Calculate the mass of air in the breath using the density and volume:
mass = density * volume
mass = 1.225 kg/m^3 * 0.0025 m^3
Step 2: Convert the mass of air into moles.
To convert the mass of air into moles, you need to know the molar mass of air. Air is mostly composed of nitrogen and oxygen, so you can use the average molar mass of air, which is approximately 28.97 g/mol.
Convert the mass from kilograms to grams:
mass = 1.225 kg * 1000 g/kg
Convert grams of air to moles:
moles = mass / molar mass
Step 3: Calculate the total number of molecules in each breath.
To calculate the total number of molecules, you need to use Avogadro's number, which is approximately 6.022 x 10^23 molecules/mol.
total number of molecules = moles * Avogadro's number
Now that you have calculated the number of molecules in each breath, you need to estimate how many of these molecules were also in the last breath Einstein took.
Step 4: Estimate the number of molecules shared between each breath.
To estimate the number of shared molecules, you need to consider the height of the atmosphere and assume a constant density.
Given that the atmosphere is about 11 km high, you need to calculate the volume of air in that height.
Calculate the volume of the atmosphere:
volume = area of the base * height
Assuming the Earth's surface is approximately spherical, you can use the formula for the surface area of a sphere:
area of the base = 4πR^2
The Earth's radius is approximately 6,371 km, which is 6,371,000 meters.

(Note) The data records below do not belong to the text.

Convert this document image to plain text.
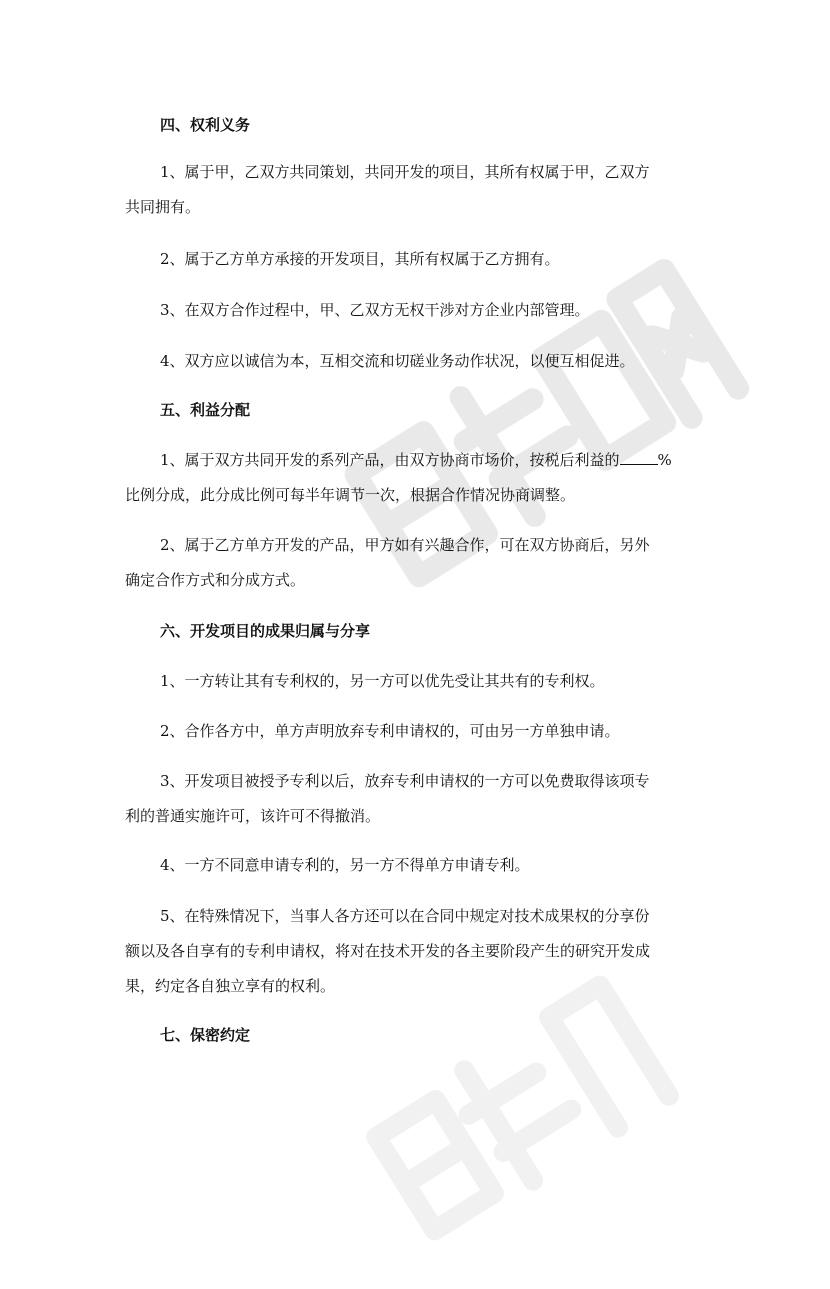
四、权利义务
1、属于甲，乙双方共同策划，共同开发的项目，其所有权属于甲，乙双方
共同拥有。
2、属于乙方单方承接的开发项目，其所有权属于乙方拥有。
3、在双方合作过程中，甲、乙双方无权干涉对方企业内部管理。
4、双方应以诚信为本，互相交流和切磋业务动作状况，以便互相促进。
五、利益分配
1、属于双方共同开发的系列产品，由双方协商市场价，按税后利益的	%
比例分成，此分成比例可每半年调节一次，根据合作情况协商调整。
2、属于乙方单方开发的产品，甲方如有兴趣合作，可在双方协商后，另外
确定合作方式和分成方式。
六、开发项目的成果归属与分享
1、一方转让其有专利权的，另一方可以优先受让其共有的专利权。
2、合作各方中，单方声明放弃专利申请权的，可由另一方单独申请。
3、开发项目被授予专利以后，放弃专利申请权的一方可以免费取得该项专
利的普通实施许可，该许可不得撤消。
4、一方不同意申请专利的，另一方不得单方申请专利。
5、在特殊情况下，当事人各方还可以在合同中规定对技术成果权的分享份
额以及各自享有的专利申请权，将对在技术开发的各主要阶段产生的研究开发成
果，约定各自独立享有的权利。
七、保密约定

Calculate the total volume of the atmosphere:
volume = 4π * (6,371,000 m)^2 * 11,000 m
Step 5: Estimate the number of molecules shared between each breath.
To estimate the number of molecules shared between each breath, you can divide the estimated volume of the atmosphere by the volume of each breath and multiply by the number of molecules in each breath.
shared molecules = (volume of the atmosphere / volume of each breath) * molecules in each breath
Finally, you will have an estimate of how many molecules of air in each 2.5 L breath you take that were also in the last breath Einstein took, assuming the same volume.
Remember that this is a rough estimate based on various assumptions, and the actual number can vary.